El Vater, mi padre, se detuvo un momento, confuso por la inesperada interrupción. Miré por encima de la muchedumbre hacia nuestra caverna y sus hileras de puertas de vivos colores, y, por primera vez, caí en la cuenta de que me disponía a abandonar mi tierra natal y viajar hacia un fugar desconocido, donde tal vez no habría puertas que condujeran al seguro y oscuro refugio de la montaña.

Los ojos se me llenaron de lágrimas. Agaché la cabeza, avergonzada ante la posibilidad de que alguien (especialmente Hartmut) me viese llorar.

—Nos espera un nuevo reino, una luna marina suficientemente grande para que las tres razas, humana, élfica y enana, podamos convivir, cada una en su propio reino, pero compartiendo el comercio y el trabajo, en un esfuerzo común por construir un mundo próspero.

»El viaje será largo y penoso. Y, cuando lleguemos, nos enfrentaremos a la agotadora tarea de reconstruir nuestras casas y negocios. Será difícil partir de Gargan. La necesidad nos obliga a dejar atrás muchas cosas que amamos, pero llevaremos con nosotros lo más valioso y preciado: a los demás. Abandonaremos monedas, ropas, cacharros de cocina, cunas y camas, pero, como nos tenemos los unos a los otros, nuestra nación enana llegará a su destino fuerte y preparada para avanzar y establecer su grandeza en ese nuevo mundo.
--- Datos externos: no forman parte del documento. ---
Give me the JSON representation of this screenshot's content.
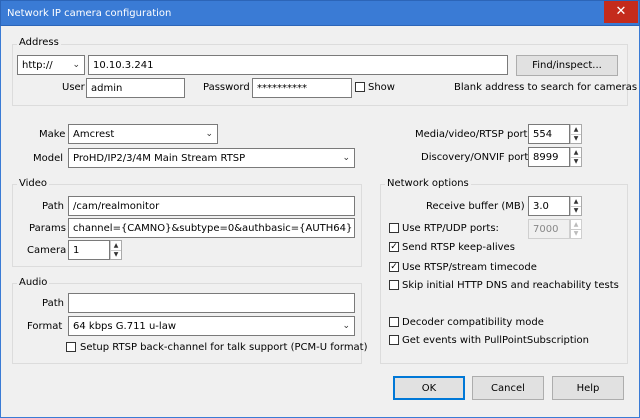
{
  "window": {
    "title": "Network IP camera configuration",
    "close_glyph": "✕"
  },
  "address": {
    "group_label": "Address",
    "protocol": "http://",
    "host": "10.10.3.241",
    "find_button": "Find/inspect...",
    "user_label": "User",
    "user_value": "admin",
    "password_label": "Password",
    "password_value": "**********",
    "show_label": "Show",
    "show_checked": false,
    "hint": "Blank address to search for cameras"
  },
  "device": {
    "make_label": "Make",
    "make_value": "Amcrest",
    "model_label": "Model",
    "model_value": "ProHD/IP2/3/4M Main Stream RTSP",
    "rtsp_port_label": "Media/video/RTSP port",
    "rtsp_port_value": "554",
    "onvif_port_label": "Discovery/ONVIF port",
    "onvif_port_value": "8999"
  },
  "video": {
    "group_label": "Video",
    "path_label": "Path",
    "path_value": "/cam/realmonitor",
    "params_label": "Params",
    "params_value": "channel={CAMNO}&subtype=0&authbasic={AUTH64}",
    "camera_label": "Camera",
    "camera_value": "1"
  },
  "audio": {
    "group_label": "Audio",
    "path_label": "Path",
    "path_value": "",
    "format_label": "Format",
    "format_value": "64 kbps G.711 u-law",
    "backchannel_label": "Setup RTSP back-channel for talk support (PCM-U format)",
    "backchannel_checked": false
  },
  "network": {
    "group_label": "Network options",
    "receive_buffer_label": "Receive buffer (MB)",
    "receive_buffer_value": "3.0",
    "rtp_udp_label": "Use RTP/UDP ports:",
    "rtp_udp_checked": false,
    "rtp_udp_value": "7000",
    "keepalive_label": "Send RTSP keep-alives",
    "keepalive_checked": true,
    "timecode_label": "Use RTSP/stream timecode",
    "timecode_checked": true,
    "skip_dns_label": "Skip initial HTTP DNS and reachability tests",
    "skip_dns_checked": false,
    "decoder_compat_label": "Decoder compatibility mode",
    "decoder_compat_checked": false,
    "pullpoint_label": "Get events with PullPointSubscription",
    "pullpoint_checked": false
  },
  "buttons": {
    "ok": "OK",
    "cancel": "Cancel",
    "help": "Help"
  },
  "glyphs": {
    "check": "✓",
    "chevron_down": "⌄",
    "spin_up": "▲",
    "spin_down": "▼"
  },
  "colors": {
    "titlebar": "#3a7bd5",
    "close": "#c42b1c",
    "default_button_border": "#0078d7"
  }
}
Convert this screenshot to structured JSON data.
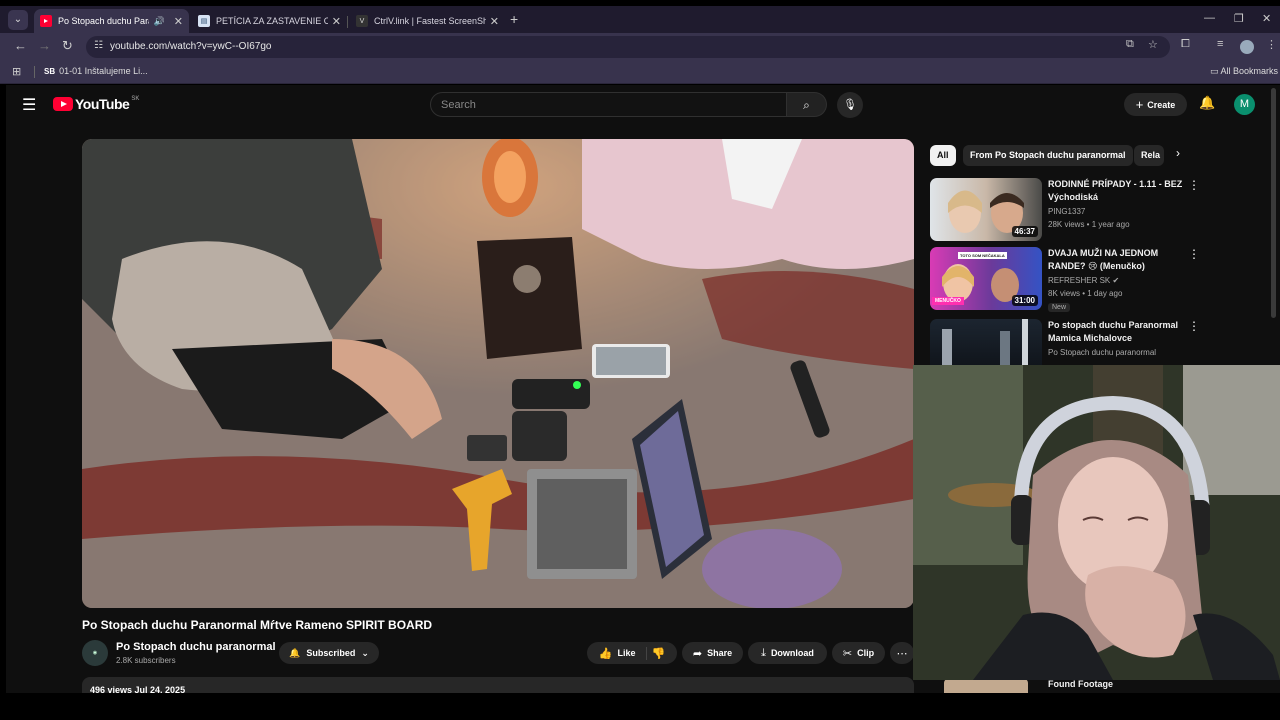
{
  "tabs": [
    {
      "title": "Po Stopach duchu Paranormal",
      "active": true
    },
    {
      "title": "PETÍCIA ZA ZASTAVENIE OBNOVY",
      "active": false
    },
    {
      "title": "CtrlV.link | Fastest ScreenShot and",
      "active": false
    }
  ],
  "address_bar": {
    "url": "youtube.com/watch?v=ywC--OI67go"
  },
  "bookmarks": {
    "item": "01-01 Inštalujeme Li...",
    "item_badge": "SB",
    "all": "All Bookmarks"
  },
  "youtube": {
    "logo_text": "YouTube",
    "country_code": "SK",
    "search_placeholder": "Search",
    "create_label": "Create",
    "avatar_letter": "M",
    "video": {
      "title": "Po Stopach duchu Paranormal Mŕtve Rameno SPIRIT BOARD",
      "channel": "Po Stopach duchu paranormal",
      "subscribers": "2.8K subscribers",
      "subscribed_label": "Subscribed",
      "like_label": "Like",
      "share_label": "Share",
      "download_label": "Download",
      "clip_label": "Clip",
      "views_date": "496 views  Jul 24, 2025"
    },
    "chips": [
      "All",
      "From Po Stopach duchu paranormal",
      "Rela"
    ],
    "recommendations": [
      {
        "title": "RODINNÉ PRÍPADY - 1.11 - BEZ Východiská",
        "channel": "PING1337",
        "meta": "28K views • 1 year ago",
        "duration": "46:37"
      },
      {
        "title": "DVAJA MUŽI NA JEDNOM RANDE? 😢 (Menučko)",
        "channel": "REFRESHER SK ✔",
        "meta": "8K views • 1 day ago",
        "duration": "31:00",
        "badge": "New",
        "thumb_text_1": "TOTO SOM NEČAKALA",
        "thumb_text_2": "MENUČKO"
      },
      {
        "title": "Po stopach duchu Paranormal Mamica Michalovce",
        "channel": "Po Stopach duchu paranormal",
        "meta": "",
        "duration": ""
      }
    ],
    "last_rec_title": "Found Footage"
  },
  "colors": {
    "accent_red": "#ff0033",
    "avatar_green": "#0a8f6e",
    "chrome_bg": "#38334d"
  }
}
Durante el discurso, mi padre había rodeado con el brazo a mi madre y ella, a su vez, me había cogido la mano. Nuestro pueblo lanzó vítores de alborozo y se me secaron las lágrimas.

«En tanto que nos tengamos los unos a los otros —me dije—, en tanto que permanezcamos unidos, esta tierra nueva será nuestro hogar.»
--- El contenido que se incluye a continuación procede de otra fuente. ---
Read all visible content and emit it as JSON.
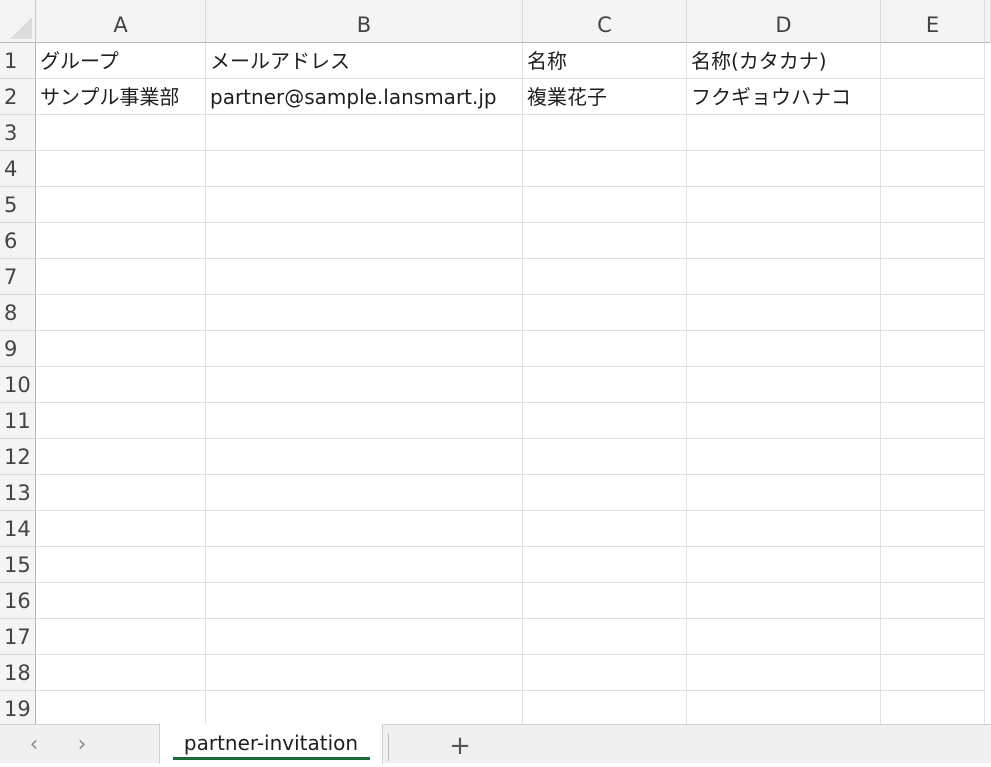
{
  "columns": [
    "A",
    "B",
    "C",
    "D",
    "E"
  ],
  "rows": [
    "1",
    "2",
    "3",
    "4",
    "5",
    "6",
    "7",
    "8",
    "9",
    "10",
    "11",
    "12",
    "13",
    "14",
    "15",
    "16",
    "17",
    "18",
    "19"
  ],
  "cells": {
    "row1": [
      "グループ",
      "メールアドレス",
      "名称",
      "名称(カタカナ)",
      ""
    ],
    "row2": [
      "サンプル事業部",
      "partner@sample.lansmart.jp",
      "複業花子",
      "フクギョウハナコ",
      ""
    ]
  },
  "sheet_tabs": {
    "prev_icon": "‹",
    "next_icon": "›",
    "active_tab": "partner-invitation",
    "add_icon": "+"
  },
  "colors": {
    "active_tab_underline": "#1d6b3b",
    "header_background": "#f4f4f4",
    "gridline": "#e1e1e1"
  }
}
Eché un tímido vistazo a Hartmut. Le brillaban los ojos. Me sonrió a mí, solamente a mí. En esa mirada, en esa sonrisa nos lo dijimos todo. Las pruebas de selección para la boda no podían amañarse, pero la mayoría de enanos conocía de antemano el resultado.

Mi padre continuó hablando para hacer hincapié en que, por primera vez en la historia de Chelestra, humanos, elfos y enanos realizarían juntos la Caza del Sol.

Por supuesto, en otros tiempos habíamos efectuado la Caza del Sol, y habíamos perseguido el sol marino que vaga indefinidamente a la deriva a través del agua que constituye nuestro mundo. Pero entonces los enanos estábamos solos y huíamos de la larga noche de hielo que amenazaba con cubrir lentamente nuestra luna marina.

Aparté de la mente el triste pensamiento de abandonar mi tierra natal y empecé a pensar en los ratos divertidos que me esperaban a bordo con Alake y Sadia. Les hablaría de Hartmut, de su distinción, aunque ninguna muchacha élfica o humana podría apreciar con propiedad cuán atractivo era.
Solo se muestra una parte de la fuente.